Jean II pourrait pencher pour l’Angleterre. Il est un grand seigneur anglais et, de surcroît, son fils cadet Jean, qui vit auprès de son oncle, le roi d’Angleterre, est nommé chef des troupes anglaises en Guyenne en juillet 1294. Pourtant, il ne semble pas vouloir s’impliquer dans cette querelle. Il préfère asseoir sa neutralité en montrant sa force. Il fait comptabiliser les devoirs de ses vassaux directs bretons assemblés à Ploërmel à la mi-août 1294. Au total, il peut compter sur 165 chevaliers, soit, environ 1.650 à 2.470 cavaliers. Le roi de France, grâce à ses domaines, pouvait en aligner de 4 à 5.000.
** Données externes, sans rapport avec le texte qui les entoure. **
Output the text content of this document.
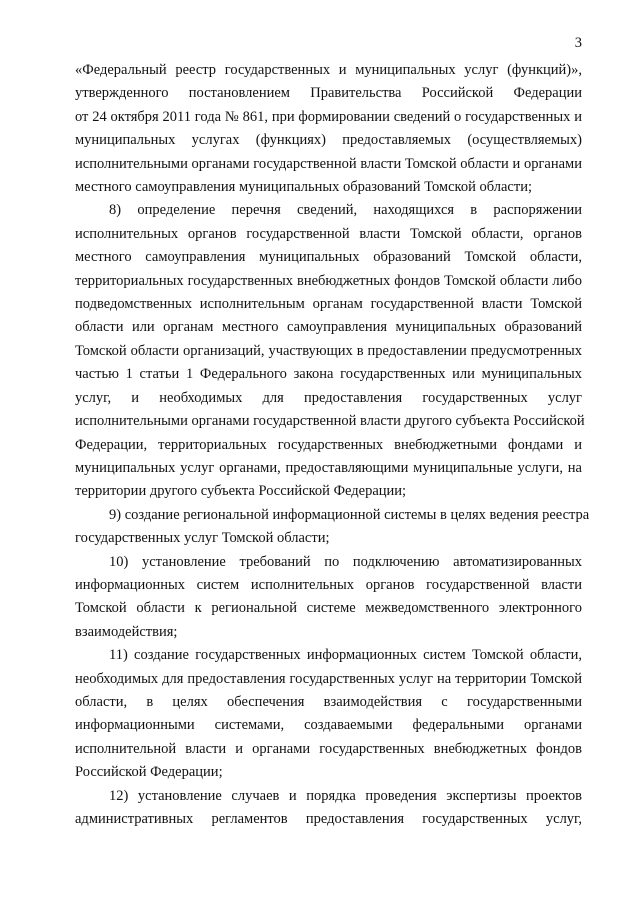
3

«Федеральный реестр государственных и муниципальных услуг (функций)»,
утвержденного постановлением Правительства Российской Федерации
от 24 октября 2011 года № 861, при формировании сведений о государственных и
муниципальных услугах (функциях) предоставляемых (осуществляемых)
исполнительными органами государственной власти Томской области и органами
местного самоуправления муниципальных образований Томской области;

8) определение перечня сведений, находящихся в распоряжении
исполнительных органов государственной власти Томской области, органов
местного самоуправления муниципальных образований Томской области,
территориальных государственных внебюджетных фондов Томской области либо
подведомственных исполнительным органам государственной власти Томской
области или органам местного самоуправления муниципальных образований
Томской области организаций, участвующих в предоставлении предусмотренных
частью 1 статьи 1 Федерального закона государственных или муниципальных
услуг, и необходимых для предоставления государственных услуг
исполнительными органами государственной власти другого субъекта Российской
Федерации, территориальных государственных внебюджетными фондами и
муниципальных услуг органами, предоставляющими муниципальные услуги, на
территории другого субъекта Российской Федерации;

9) создание региональной информационной системы в целях ведения реестра
государственных услуг Томской области;

10) установление требований по подключению автоматизированных
информационных систем исполнительных органов государственной власти
Томской области к региональной системе межведомственного электронного
взаимодействия;

11) создание государственных информационных систем Томской области,
необходимых для предоставления государственных услуг на территории Томской
области, в целях обеспечения взаимодействия с государственными
информационными системами, создаваемыми федеральными органами
исполнительной власти и органами государственных внебюджетных фондов
Российской Федерации;

12) установление случаев и порядка проведения экспертизы проектов
административных регламентов предоставления государственных услуг,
Cette démonstration de force ne sert à rien. Très vite, son fils cadet, Jean, est vaincu par les forces françaises. Le roi d’Angleterre perd la Guyenne. Mais, le comportement des Anglais cherchant à se ravitailler en Bretagne, est tel que Jean II abandonne sa neutralité et se tourne vers la France. En effet, les Anglais ont pillé au début de 1295, l’abbaye de Saint-Mathieu de "Fineterre", à la pointe de la Bretagne, et ont remonté l’Elorn, pillé Landerneau, détruit le port de l’abbaye de Landévennec. Jean II réagit vivement en acceptant d’accompagner le roi de France dans son expédition victorieuse contre le comte de Flandre, allié du roi d’Angleterre. En récompense de ses services, au siège de Lille, en septembre 1297, le roi érige la Bretagne en duché-pairie héréditaire. En 1297, Jean II passe une convention avec Philippe le Bel :“ les habitants de Bretagne ne peuvent plus faire appel auprès du roi des sentences du duc. La Bretagne et son duc sont totalement absents des registres royaux de cette époque. Le duc ne peut être convoqué à Paris que pour faits graves, dénis de justice et haute trahison”.
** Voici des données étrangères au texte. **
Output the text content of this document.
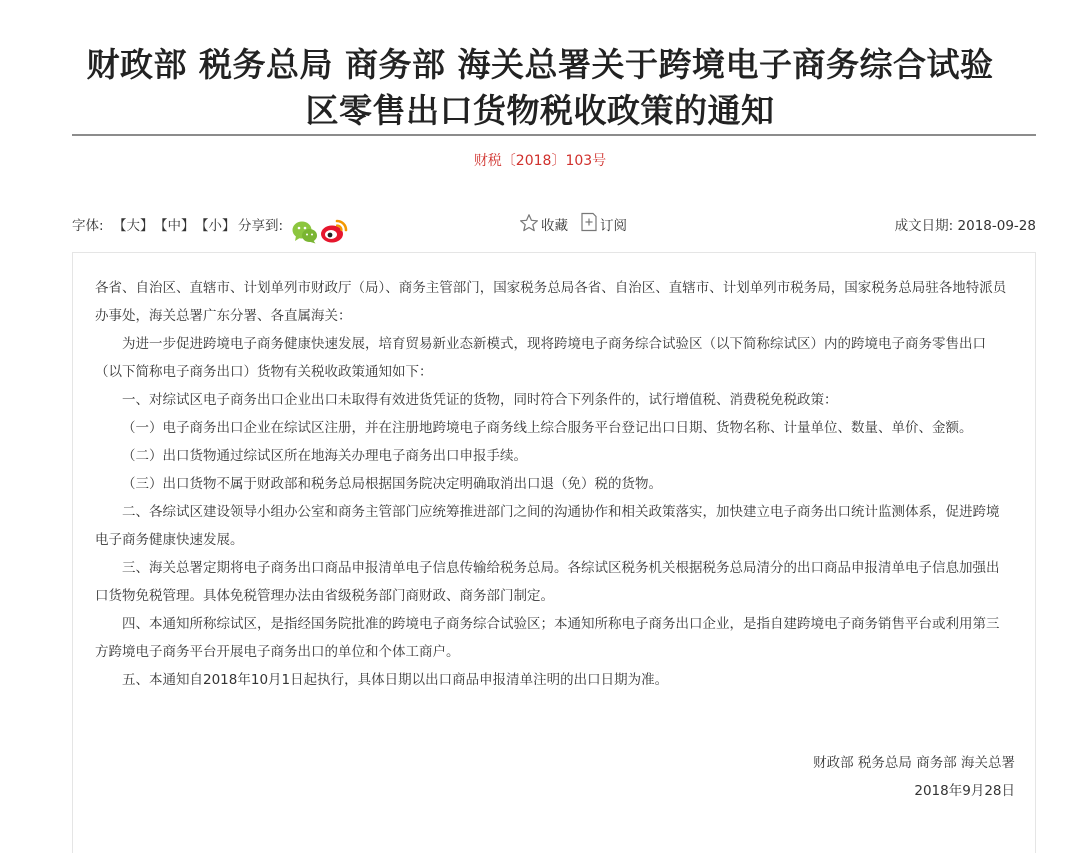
财政部 税务总局 商务部 海关总署关于跨境电子商务综合试验
区零售出口货物税收政策的通知
财税〔2018〕103号
字体: 【大】 【中】 【小】 分享到:	收藏 订阅	成文日期: 2018-09-28

各省、自治区、直辖市、计划单列市财政厅（局）、商务主管部门，国家税务总局各省、自治区、直辖市、计划单列市税务局，国家税务总局驻各地特派员办事处，海关总署广东分署、各直属海关：

为进一步促进跨境电子商务健康快速发展，培育贸易新业态新模式，现将跨境电子商务综合试验区（以下简称综试区）内的跨境电子商务零售出口（以下简称电子商务出口）货物有关税收政策通知如下：

一、对综试区电子商务出口企业出口未取得有效进货凭证的货物，同时符合下列条件的，试行增值税、消费税免税政策：

（一）电子商务出口企业在综试区注册，并在注册地跨境电子商务线上综合服务平台登记出口日期、货物名称、计量单位、数量、单价、金额。

（二）出口货物通过综试区所在地海关办理电子商务出口申报手续。

（三）出口货物不属于财政部和税务总局根据国务院决定明确取消出口退（免）税的货物。

二、各综试区建设领导小组办公室和商务主管部门应统筹推进部门之间的沟通协作和相关政策落实，加快建立电子商务出口统计监测体系，促进跨境电子商务健康快速发展。

三、海关总署定期将电子商务出口商品申报清单电子信息传输给税务总局。各综试区税务机关根据税务总局清分的出口商品申报清单电子信息加强出口货物免税管理。具体免税管理办法由省级税务部门商财政、商务部门制定。

四、本通知所称综试区，是指经国务院批准的跨境电子商务综合试验区；本通知所称电子商务出口企业，是指自建跨境电子商务销售平台或利用第三方跨境电子商务平台开展电子商务出口的单位和个体工商户。

五、本通知自2018年10月1日起执行，具体日期以出口商品申报清单注明的出口日期为准。

财政部 税务总局 商务部 海关总署
2018年9月28日
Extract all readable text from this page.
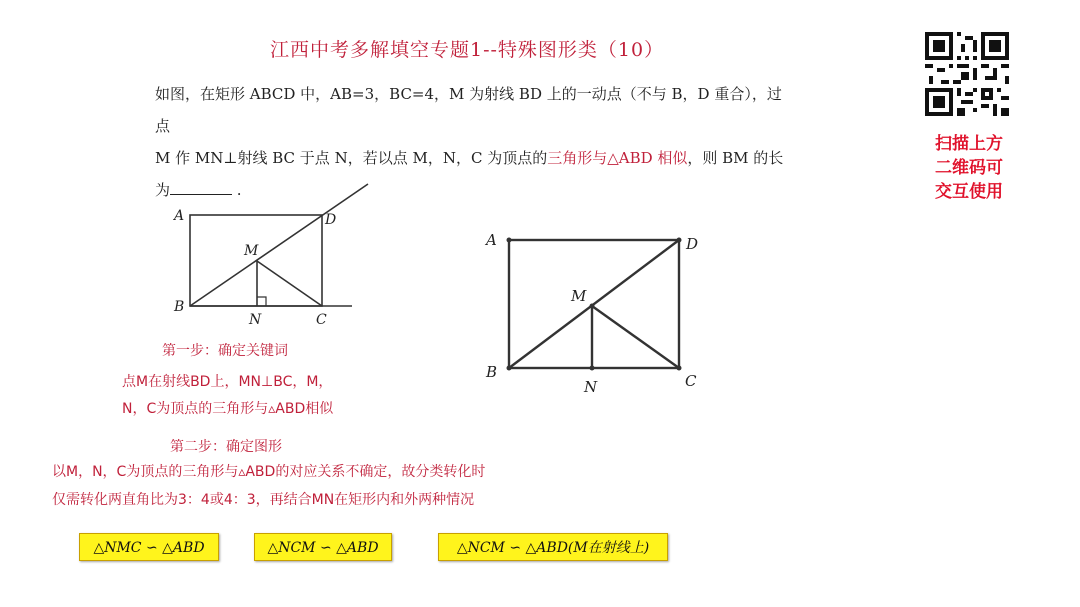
江西中考多解填空专题1--特殊图形类（10）
如图，在矩形 ABCD 中，AB=3，BC=4，M 为射线 BD 上的一动点（不与 B，D 重合），过点
M 作 MN⊥射线 BC 于点 N，若以点 M，N，C 为顶点的三角形与△ABD 相似，则 BM 的长
为	.
扫描上方
二维码可
交互使用
A	D
M
B
N	C
A	D
M
B
N	C
第一步：确定关键词
点M在射线BD上，MN⊥BC，M，
N，C为顶点的三角形与▵ABD相似
第二步：确定图形
以M，N，C为顶点的三角形与▵ABD的对应关系不确定，故分类转化时
仅需转化两直角比为3：4或4：3，再结合MN在矩形内和外两种情况
△NMC ∽ △ABD	△NCM ∽ △ABD	△NCM ∽ △ABD(M在射线上)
Il tente de régler le différend entre le roi de France et le pape Boniface VIII puis négocie la paix avec le roi d’Angleterre en 1303. L’année suivante, il est au côté du roi le 18 août à la bataille de Mons-en-Pévèle et il souscrit le traité de paix du 14 septembre avec les Flamands.

Pour régler ses différends avec l’épiscopat breton, il décide en 1305 d’aller trouver le nouveau pape Clément V, que l’on sacre à Lyon. Au retour de l’église Saint-Just de Lyon, alors que le duc tient les rênes de la monture du pontife, un mur sur lequel une foule de spectateurs est montée, s’écroule sur le cortège, renversant le pape et ensevelissant le duc de Bretagne qui expire quelques jours plus tard, le 18 novembre, des suites de ses blessures. Son corps est placé dans un cercueil de plomb et ramené en Bretagne pour être inhumé aux Carmes de Ploërmel qu’il avait fondés.

Ses successeurs héritent d’un duché puissant, riche et bien géré. Mais son avenir est hypothéqué par le lien nouveau que Jean II a accepté de nouer avec la France.